The trial court made no findings to support its conclusion that Mattie would suffer harassment in the future if her surname remained unchanged, and there is nothing in the record to indicate that Father introduced any evidence to support that conclusion. Similarly, there is nothing in the record to support the trial court's conclusion that changing Mattie's surname would "enhance" Mattie's relationship with either parent. Further, the parties agree that Mother's surname and Father's surname are equally respected in the community, and Mattie clearly has no preference at this juncture in her life.

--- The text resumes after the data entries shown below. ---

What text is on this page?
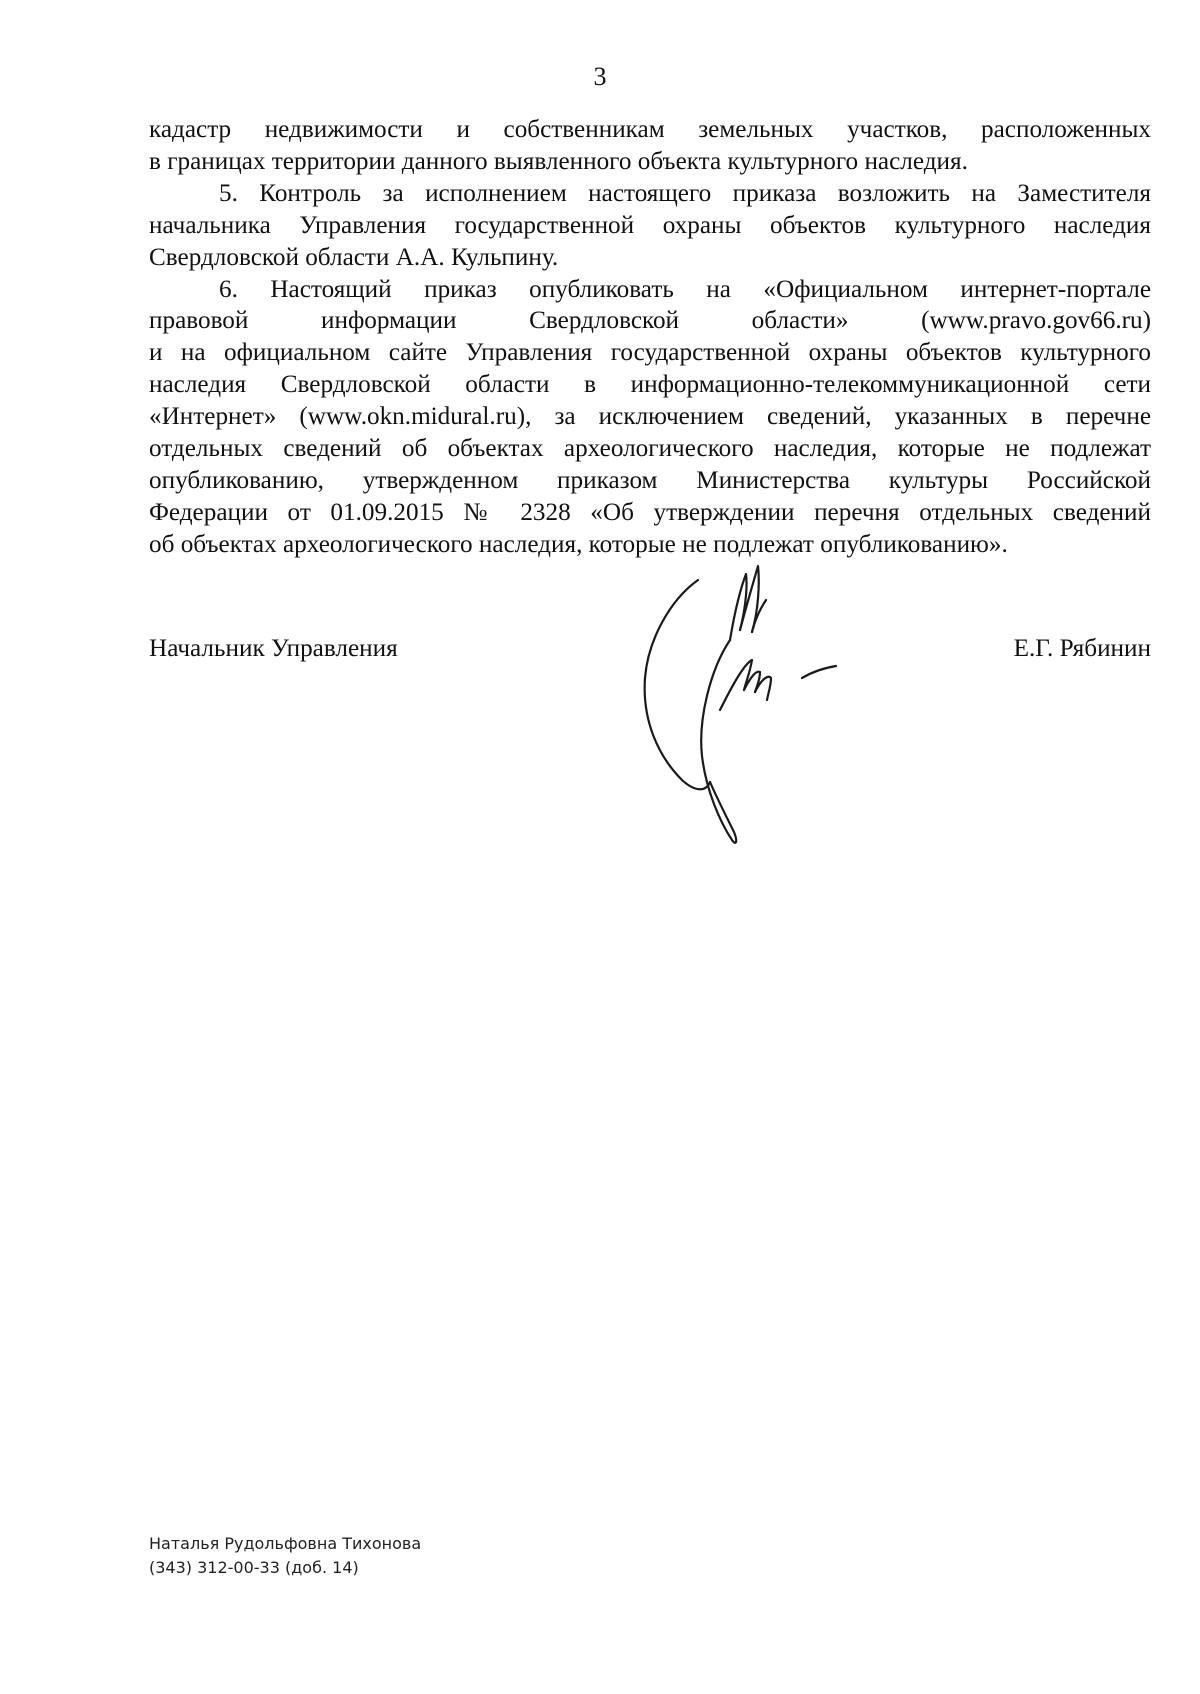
3
кадастр недвижимости и собственникам земельных участков, расположенных
в границах территории данного выявленного объекта культурного наследия.
5. Контроль за исполнением настоящего приказа возложить на Заместителя
начальника Управления государственной охраны объектов культурного наследия
Свердловской области А.А. Кульпину.
6. Настоящий приказ опубликовать на «Официальном интернет-портале
правовой информации Свердловской области» (www.pravo.gov66.ru)
и на официальном сайте Управления государственной охраны объектов культурного
наследия Свердловской области в информационно-телекоммуникационной сети
«Интернет» (www.okn.midural.ru), за исключением сведений, указанных в перечне
отдельных сведений об объектах археологического наследия, которые не подлежат
опубликованию, утвержденном приказом Министерства культуры Российской
Федерации от 01.09.2015 № 2328 «Об утверждении перечня отдельных сведений
об объектах археологического наследия, которые не подлежат опубликованию».
Начальник Управления	Е.Г. Рябинин
Наталья Рудольфовна Тихонова
(343) 312-00-33 (доб. 14)
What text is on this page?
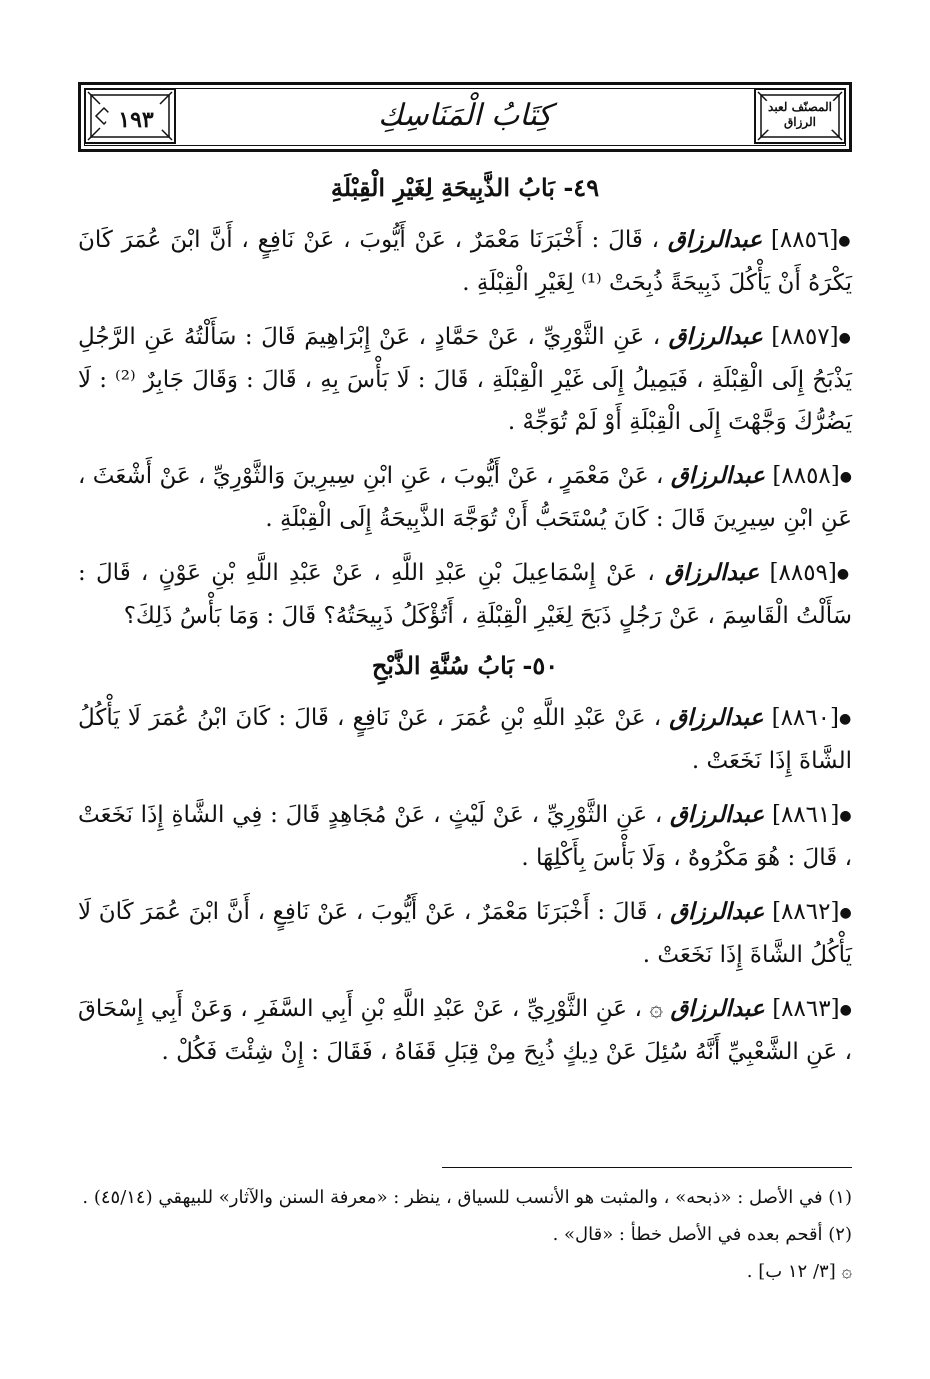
١٩٣	كِتَابُ الْمَنَاسِكِ	المصنّف لعبد الرزاق
٤٩- بَابُ الذَّبِيحَةِ لِغَيْرِ الْقِبْلَةِ

●[٨٨٥٦] عبدالرزاق ، قَالَ : أَخْبَرَنَا مَعْمَرٌ ، عَنْ أَيُّوبَ ، عَنْ نَافِعٍ ، أَنَّ ابْنَ عُمَرَ كَانَ يَكْرَهُ أَنْ يَأْكُلَ ذَبِيحَةً ذُبِحَتْ ⁽¹⁾ لِغَيْرِ الْقِبْلَةِ .

●[٨٨٥٧] عبدالرزاق ، عَنِ الثَّوْرِيِّ ، عَنْ حَمَّادٍ ، عَنْ إِبْرَاهِيمَ قَالَ : سَأَلْتُهُ عَنِ الرَّجُلِ يَذْبَحُ إِلَى الْقِبْلَةِ ، فَيَمِيلُ إِلَى غَيْرِ الْقِبْلَةِ ، قَالَ : لَا بَأْسَ بِهِ ، قَالَ : وَقَالَ جَابِرٌ ⁽²⁾ : لَا يَضُرُّكَ وَجَّهْتَ إِلَى الْقِبْلَةِ أَوْ لَمْ تُوَجِّهْ .

●[٨٨٥٨] عبدالرزاق ، عَنْ مَعْمَرٍ ، عَنْ أَيُّوبَ ، عَنِ ابْنِ سِيرِينَ وَالثَّوْرِيِّ ، عَنْ أَشْعَثَ ، عَنِ ابْنِ سِيرِينَ قَالَ : كَانَ يُسْتَحَبُّ أَنْ تُوَجَّهَ الذَّبِيحَةُ إِلَى الْقِبْلَةِ .

●[٨٨٥٩] عبدالرزاق ، عَنْ إِسْمَاعِيلَ بْنِ عَبْدِ اللَّهِ ، عَنْ عَبْدِ اللَّهِ بْنِ عَوْنٍ ، قَالَ : سَأَلْتُ الْقَاسِمَ ، عَنْ رَجُلٍ ذَبَحَ لِغَيْرِ الْقِبْلَةِ ، أَتُؤْكَلُ ذَبِيحَتُهُ؟ قَالَ : وَمَا بَأْسُ ذَلِكَ؟

٥٠- بَابُ سُنَّةِ الذَّبْحِ

●[٨٨٦٠] عبدالرزاق ، عَنْ عَبْدِ اللَّهِ بْنِ عُمَرَ ، عَنْ نَافِعٍ ، قَالَ : كَانَ ابْنُ عُمَرَ لَا يَأْكُلُ الشَّاةَ إِذَا نَخَعَتْ .

●[٨٨٦١] عبدالرزاق ، عَنِ الثَّوْرِيِّ ، عَنْ لَيْثٍ ، عَنْ مُجَاهِدٍ قَالَ : فِي الشَّاةِ إِذَا نَخَعَتْ ، قَالَ : هُوَ مَكْرُوهٌ ، وَلَا بَأْسَ بِأَكْلِهَا .

●[٨٨٦٢] عبدالرزاق ، قَالَ : أَخْبَرَنَا مَعْمَرٌ ، عَنْ أَيُّوبَ ، عَنْ نَافِعٍ ، أَنَّ ابْنَ عُمَرَ كَانَ لَا يَأْكُلُ الشَّاةَ إِذَا نَخَعَتْ .

●[٨٨٦٣] عبدالرزاق ۞ ، عَنِ الثَّوْرِيِّ ، عَنْ عَبْدِ اللَّهِ بْنِ أَبِي السَّفَرِ ، وَعَنْ أَبِي إِسْحَاقَ ، عَنِ الشَّعْبِيِّ أَنَّهُ سُئِلَ عَنْ دِيكٍ ذُبِحَ مِنْ قِبَلِ قَفَاهُ ، فَقَالَ : إِنْ شِئْتَ فَكُلْ .

(١) في الأصل : «ذبحه» ، والمثبت هو الأنسب للسياق ، ينظر : «معرفة السنن والآثار» للبيهقي (٤٥/١٤) .

(٢) أقحم بعده في الأصل خطأ : «قال» .

۞ [٣/ ١٢ ب] .
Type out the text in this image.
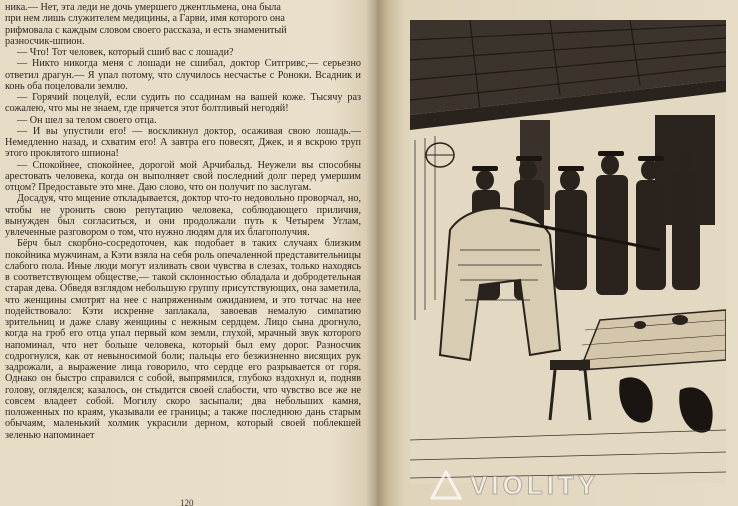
ника.— Нет, эта леди не дочь умершего джентльмена, она была
при нем лишь служителем медицины, а Гарви, имя которого она
рифмовала с каждым словом своего рассказа, и есть знаменитый
разносчик-шпион.
— Что! Тот человек, который сшиб вас с лошади?
— Никто никогда меня с лошади не сшибал, доктор Ситгривс,— серьезно ответил драгун.— Я упал потому, что случилось несчастье с Роноки. Всадник и конь оба поцеловали землю.
— Горячий поцелуй, если судить по ссадинам на вашей коже. Тысячу раз сожалею, что мы не знаем, где прячется этот болтливый негодяй!
— Он шел за телом своего отца.
— И вы упустили его! — воскликнул доктор, осаживая свою лошадь.— Немедленно назад, и схватим его! А завтра его повесят, Джек, и я вскрою труп этого проклятого шпиона!
— Спокойнее, спокойнее, дорогой мой Арчибальд. Неужели вы способны арестовать человека, когда он выполняет свой последний долг перед умершим отцом? Предоставьте это мне. Даю слово, что он получит по заслугам.
Досадуя, что мщение откладывается, доктор что-то недовольно проворчал, но, чтобы не уронить свою репутацию человека, соблюдающего приличия, вынужден был согласиться, и они продолжали путь к Четырем Углам, увлеченные разговором о том, что нужно людям для их благополучия.
Бёрч был скорбно-сосредоточен, как подобает в таких случаях близким покойника мужчинам, а Кэти взяла на себя роль опечаленной представительницы слабого пола. Иные люди могут изливать свои чувства в слезах, только находясь в соответствующем обществе,— такой склонностью обладала и добродетельная старая дева. Обведя взглядом небольшую группу присутствующих, она заметила, что женщины смотрят на нее с напряженным ожиданием, и это тотчас на нее подействовало: Кэти искренне заплакала, завоевав немалую симпатию зрительниц и даже славу женщины с нежным сердцем. Лицо сына дрогнуло, когда на гроб его отца упал первый ком земли, глухой, мрачный звук которого напоминал, что нет больше человека, который был ему дорог. Разносчик содрогнулся, как от невыносимой боли; пальцы его безжизненно висящих рук задрожали, а выражение лица говорило, что сердце его разрывается от горя. Однако он быстро справился с собой, выпрямился, глубоко вздохнул и, подняв голову, огляделся; казалось, он стыдится своей слабости, что чувство все же не совсем владеет собой. Могилу скоро засыпали; два небольших камня, положенных по краям, указывали ее границы; а также последнюю дань старым обычаям, маленький холмик украсили дерном, который своей поблекшей зеленью напоминает
120
VIOLITY
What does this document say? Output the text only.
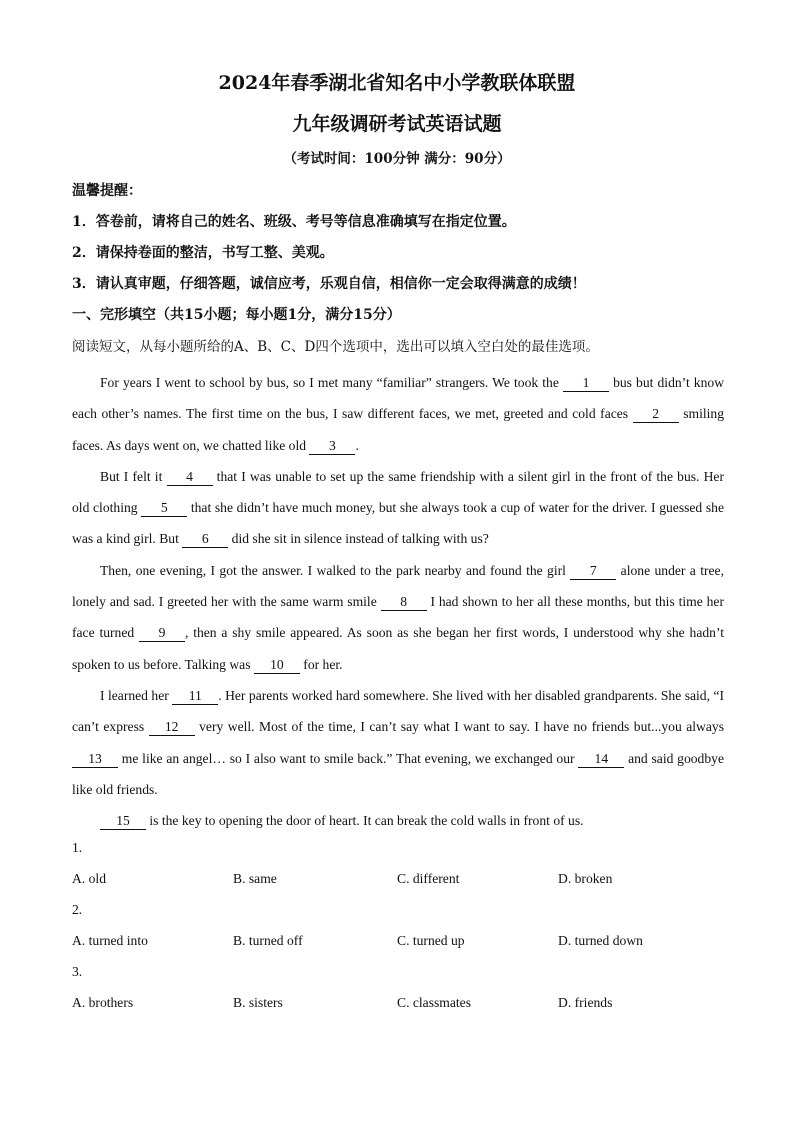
2024年春季湖北省知名中小学教联体联盟
九年级调研考试英语试题
（考试时间：100分钟 满分：90分）
温馨提醒：
1．答卷前，请将自己的姓名、班级、考号等信息准确填写在指定位置。
2．请保持卷面的整洁，书写工整、美观。
3．请认真审题，仔细答题，诚信应考，乐观自信，相信你一定会取得满意的成绩！
一、完形填空（共15小题；每小题1分，满分15分）
阅读短文，从每小题所给的A、B、C、D四个选项中，选出可以填入空白处的最佳选项。

For years I went to school by bus, so I met many “familiar” strangers. We took the 1 bus but didn’t know each other’s names. The first time on the bus, I saw different faces, we met, greeted and cold faces 2 smiling faces. As days went on, we chatted like old 3 .

But I felt it 4 that I was unable to set up the same friendship with a silent girl in the front of the bus. Her old clothing 5 that she didn’t have much money, but she always took a cup of water for the driver. I guessed she was a kind girl. But 6 did she sit in silence instead of talking with us?

Then, one evening, I got the answer. I walked to the park nearby and found the girl 7 alone under a tree, lonely and sad. I greeted her with the same warm smile 8 I had shown to her all these months, but this time her face turned 9 , then a shy smile appeared. As soon as she began her first words, I understood why she hadn’t spoken to us before. Talking was 10 for her.

I learned her 11 . Her parents worked hard somewhere. She lived with her disabled grandparents. She said, “I can’t express 12 very well. Most of the time, I can’t say what I want to say. I have no friends but...you always 13 me like an angel… so I also want to smile back.” That evening, we exchanged our 14 and said goodbye like old friends.

15 is the key to opening the door of heart. It can break the cold walls in front of us.

1.
A. old	B. same	C. different	D. broken
2.
A. turned into	B. turned off	C. turned up	D. turned down
3.
A. brothers	B. sisters	C. classmates	D. friends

There is no legal foundation for preferring a paternal surname to a maternal surname. Id. at 288. Mattie currently bears Mother's surname in accordance with the statutes, and the record contains no evidence demonstrating that a change in Mattie's surname is warranted at this time. Father has simply failed to carry his burden of proof to demonstrate that changing Mattie's surname is in her best interest. We accordingly reverse the trial court's judgment changing Mattie's surname from Mother's surname to Father's.

Holding

In light of the foregoing, the trial court's judgment is reversed with respect to changing Mattie's surname from Mother's surname to Father's surname. Costs on appeal are assessed against the Appellee/Father, J.W.B, and his surety, for all of which execution may issue if necessary. This matter is remanded to the trial court for the collection of costs and for further proceedings as are necessary and consistent with this opinion.